Without knowing what your particular code is doing, it could be any of three situations:
Your code is relying upon a compiler to support a "popular extension", but in its present configuration it does not. Some such extensions were documented in the authoritative language specifications that predated the Standard (e.g. the 1974 "C Reference Manual", or K&R's "The C Programming Language", first and second editions) but weren't considered extensions at the time. Instead, judging from the Rationale, the authors of the Standard intended to say that compilers weren't required to behave precisely as earlier earlier specified in corner cases where doing so would be expensive and useless, and didn't think it necessary to explicitly say that compilers should nonetheless support the behaviors when practical and useful but expected compilers to do so whether mandated or not.
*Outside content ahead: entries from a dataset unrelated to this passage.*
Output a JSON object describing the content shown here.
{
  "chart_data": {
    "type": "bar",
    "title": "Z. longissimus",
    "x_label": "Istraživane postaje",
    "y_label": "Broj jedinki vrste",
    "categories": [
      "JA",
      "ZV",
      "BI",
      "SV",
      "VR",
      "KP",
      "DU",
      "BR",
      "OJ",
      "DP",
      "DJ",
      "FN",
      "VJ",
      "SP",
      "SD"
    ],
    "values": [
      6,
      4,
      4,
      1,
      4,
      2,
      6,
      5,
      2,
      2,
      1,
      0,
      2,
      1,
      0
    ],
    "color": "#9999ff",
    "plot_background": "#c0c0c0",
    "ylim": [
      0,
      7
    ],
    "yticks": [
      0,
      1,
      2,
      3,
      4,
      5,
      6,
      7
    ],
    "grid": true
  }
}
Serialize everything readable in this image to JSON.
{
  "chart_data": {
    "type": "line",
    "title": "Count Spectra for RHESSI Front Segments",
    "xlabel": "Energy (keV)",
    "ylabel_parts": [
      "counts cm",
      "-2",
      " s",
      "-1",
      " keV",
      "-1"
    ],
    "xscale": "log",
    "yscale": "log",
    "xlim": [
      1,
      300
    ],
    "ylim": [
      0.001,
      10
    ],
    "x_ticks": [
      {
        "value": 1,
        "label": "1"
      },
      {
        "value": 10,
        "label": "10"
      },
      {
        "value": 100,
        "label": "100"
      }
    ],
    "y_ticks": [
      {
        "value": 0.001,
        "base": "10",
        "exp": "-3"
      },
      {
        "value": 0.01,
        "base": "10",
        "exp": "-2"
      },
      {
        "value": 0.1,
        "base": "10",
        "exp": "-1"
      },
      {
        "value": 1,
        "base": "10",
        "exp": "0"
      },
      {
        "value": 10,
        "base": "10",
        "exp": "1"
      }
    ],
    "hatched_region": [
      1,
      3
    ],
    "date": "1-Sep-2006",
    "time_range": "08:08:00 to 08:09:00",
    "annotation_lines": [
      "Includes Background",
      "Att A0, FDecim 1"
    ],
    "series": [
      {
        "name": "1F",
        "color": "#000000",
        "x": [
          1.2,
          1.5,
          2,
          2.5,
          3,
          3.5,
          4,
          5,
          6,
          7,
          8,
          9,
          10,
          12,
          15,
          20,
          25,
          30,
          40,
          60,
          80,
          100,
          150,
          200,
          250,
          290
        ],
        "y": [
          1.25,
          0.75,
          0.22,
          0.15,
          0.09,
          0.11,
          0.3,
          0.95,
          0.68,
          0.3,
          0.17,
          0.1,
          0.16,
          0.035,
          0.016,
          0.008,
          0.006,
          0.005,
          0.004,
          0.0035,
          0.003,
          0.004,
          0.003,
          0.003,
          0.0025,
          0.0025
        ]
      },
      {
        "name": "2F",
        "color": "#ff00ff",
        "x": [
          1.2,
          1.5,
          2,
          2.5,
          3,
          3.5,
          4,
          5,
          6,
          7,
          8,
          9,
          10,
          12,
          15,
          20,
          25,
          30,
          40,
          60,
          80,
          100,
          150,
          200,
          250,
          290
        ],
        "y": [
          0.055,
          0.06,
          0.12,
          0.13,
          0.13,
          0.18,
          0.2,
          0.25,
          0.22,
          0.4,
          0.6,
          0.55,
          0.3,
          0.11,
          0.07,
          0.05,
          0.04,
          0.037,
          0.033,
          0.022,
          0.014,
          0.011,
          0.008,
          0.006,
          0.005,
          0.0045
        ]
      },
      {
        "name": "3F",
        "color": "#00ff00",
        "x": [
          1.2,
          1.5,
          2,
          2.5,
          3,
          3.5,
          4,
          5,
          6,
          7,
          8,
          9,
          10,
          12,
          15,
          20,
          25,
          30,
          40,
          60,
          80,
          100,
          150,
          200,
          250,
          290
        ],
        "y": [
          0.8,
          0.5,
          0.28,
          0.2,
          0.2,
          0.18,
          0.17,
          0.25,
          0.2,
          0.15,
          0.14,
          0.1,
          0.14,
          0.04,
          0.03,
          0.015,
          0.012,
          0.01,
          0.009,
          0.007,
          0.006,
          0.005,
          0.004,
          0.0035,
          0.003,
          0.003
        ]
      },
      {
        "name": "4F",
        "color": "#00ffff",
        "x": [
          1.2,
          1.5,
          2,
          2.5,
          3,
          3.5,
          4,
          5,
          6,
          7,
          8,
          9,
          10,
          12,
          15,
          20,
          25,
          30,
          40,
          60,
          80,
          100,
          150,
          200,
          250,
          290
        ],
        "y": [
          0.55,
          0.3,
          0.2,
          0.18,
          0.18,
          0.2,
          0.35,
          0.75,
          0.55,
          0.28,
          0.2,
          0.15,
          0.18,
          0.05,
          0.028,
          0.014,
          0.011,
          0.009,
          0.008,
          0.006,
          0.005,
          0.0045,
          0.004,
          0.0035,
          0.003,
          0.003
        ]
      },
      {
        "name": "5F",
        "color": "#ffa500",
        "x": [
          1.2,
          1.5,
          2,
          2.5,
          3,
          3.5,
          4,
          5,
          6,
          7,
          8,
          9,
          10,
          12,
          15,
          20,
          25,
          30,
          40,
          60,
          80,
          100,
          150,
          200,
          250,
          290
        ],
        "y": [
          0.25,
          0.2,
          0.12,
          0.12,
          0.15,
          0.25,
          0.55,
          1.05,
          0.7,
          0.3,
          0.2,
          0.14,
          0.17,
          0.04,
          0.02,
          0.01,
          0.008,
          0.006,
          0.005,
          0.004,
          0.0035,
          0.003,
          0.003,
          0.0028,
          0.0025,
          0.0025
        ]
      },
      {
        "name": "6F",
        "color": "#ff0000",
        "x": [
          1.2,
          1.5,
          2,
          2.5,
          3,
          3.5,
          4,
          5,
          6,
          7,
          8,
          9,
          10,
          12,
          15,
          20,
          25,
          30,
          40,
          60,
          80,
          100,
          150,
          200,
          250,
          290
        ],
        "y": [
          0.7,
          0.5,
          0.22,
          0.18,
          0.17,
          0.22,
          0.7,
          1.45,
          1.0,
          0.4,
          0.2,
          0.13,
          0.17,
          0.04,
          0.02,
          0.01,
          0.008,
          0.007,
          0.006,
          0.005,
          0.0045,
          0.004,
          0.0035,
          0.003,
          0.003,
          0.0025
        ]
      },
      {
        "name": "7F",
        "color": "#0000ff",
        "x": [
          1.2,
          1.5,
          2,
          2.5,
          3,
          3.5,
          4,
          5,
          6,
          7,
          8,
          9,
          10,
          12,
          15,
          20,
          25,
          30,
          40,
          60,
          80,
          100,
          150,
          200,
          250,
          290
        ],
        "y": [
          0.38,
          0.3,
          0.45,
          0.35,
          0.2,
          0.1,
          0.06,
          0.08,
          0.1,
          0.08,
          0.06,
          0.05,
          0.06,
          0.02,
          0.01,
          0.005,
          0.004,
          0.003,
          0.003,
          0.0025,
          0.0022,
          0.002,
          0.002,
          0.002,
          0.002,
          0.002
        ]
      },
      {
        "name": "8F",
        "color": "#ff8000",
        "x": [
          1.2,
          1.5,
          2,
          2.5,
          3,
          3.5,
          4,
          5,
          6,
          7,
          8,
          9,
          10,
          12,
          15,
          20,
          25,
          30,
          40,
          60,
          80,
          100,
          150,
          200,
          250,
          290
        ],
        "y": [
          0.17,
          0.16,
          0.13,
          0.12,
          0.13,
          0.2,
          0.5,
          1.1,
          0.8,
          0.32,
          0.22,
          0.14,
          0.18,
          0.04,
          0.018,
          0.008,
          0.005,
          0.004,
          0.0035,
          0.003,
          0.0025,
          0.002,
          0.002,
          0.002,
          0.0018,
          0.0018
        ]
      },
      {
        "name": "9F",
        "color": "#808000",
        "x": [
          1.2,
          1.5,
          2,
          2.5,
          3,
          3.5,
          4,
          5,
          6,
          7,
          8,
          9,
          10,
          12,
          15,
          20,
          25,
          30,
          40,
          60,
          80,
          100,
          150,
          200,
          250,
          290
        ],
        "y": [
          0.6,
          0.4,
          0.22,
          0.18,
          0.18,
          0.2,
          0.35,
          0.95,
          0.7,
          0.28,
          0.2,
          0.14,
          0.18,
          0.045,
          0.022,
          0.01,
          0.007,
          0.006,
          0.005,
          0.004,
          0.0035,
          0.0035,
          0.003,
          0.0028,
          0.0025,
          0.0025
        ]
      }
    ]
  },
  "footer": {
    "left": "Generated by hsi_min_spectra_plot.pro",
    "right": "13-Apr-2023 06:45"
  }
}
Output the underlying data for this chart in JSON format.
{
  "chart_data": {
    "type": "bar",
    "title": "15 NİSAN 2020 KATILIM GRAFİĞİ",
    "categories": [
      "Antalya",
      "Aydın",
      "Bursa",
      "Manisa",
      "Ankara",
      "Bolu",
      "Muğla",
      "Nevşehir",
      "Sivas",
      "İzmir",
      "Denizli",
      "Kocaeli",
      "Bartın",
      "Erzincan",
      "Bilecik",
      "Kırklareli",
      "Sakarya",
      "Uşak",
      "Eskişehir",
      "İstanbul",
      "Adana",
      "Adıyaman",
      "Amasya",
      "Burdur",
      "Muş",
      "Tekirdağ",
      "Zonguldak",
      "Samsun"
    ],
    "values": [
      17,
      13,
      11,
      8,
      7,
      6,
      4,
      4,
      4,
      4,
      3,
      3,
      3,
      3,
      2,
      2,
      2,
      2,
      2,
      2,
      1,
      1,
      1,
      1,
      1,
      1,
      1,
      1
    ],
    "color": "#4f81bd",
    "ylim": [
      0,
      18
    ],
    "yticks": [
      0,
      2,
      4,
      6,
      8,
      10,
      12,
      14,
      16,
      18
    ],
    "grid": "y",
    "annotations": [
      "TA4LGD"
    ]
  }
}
The code is accidentally doing something whose effects were never specified anywhere, and would thus be unpredictable.
The code is doing something which the Standard allows implementations to process in two or more different ways, chosen in Unspecified fashion (e.g. given x=f()+g();
, implementations are allowed to call f()
and then g()
, or to call g()
and then f()
, choosing in whatever manner they see fit), and its behavior is defined by the Standard or the implementation as performing in one of the ways it does.
In situations like yours, the problem is most often #1, #2, or a combination thereof, than #3. While #2 is perhaps more common than #1, compilers that value "optimization" above compatibility with existing code are making #1 increasingly common.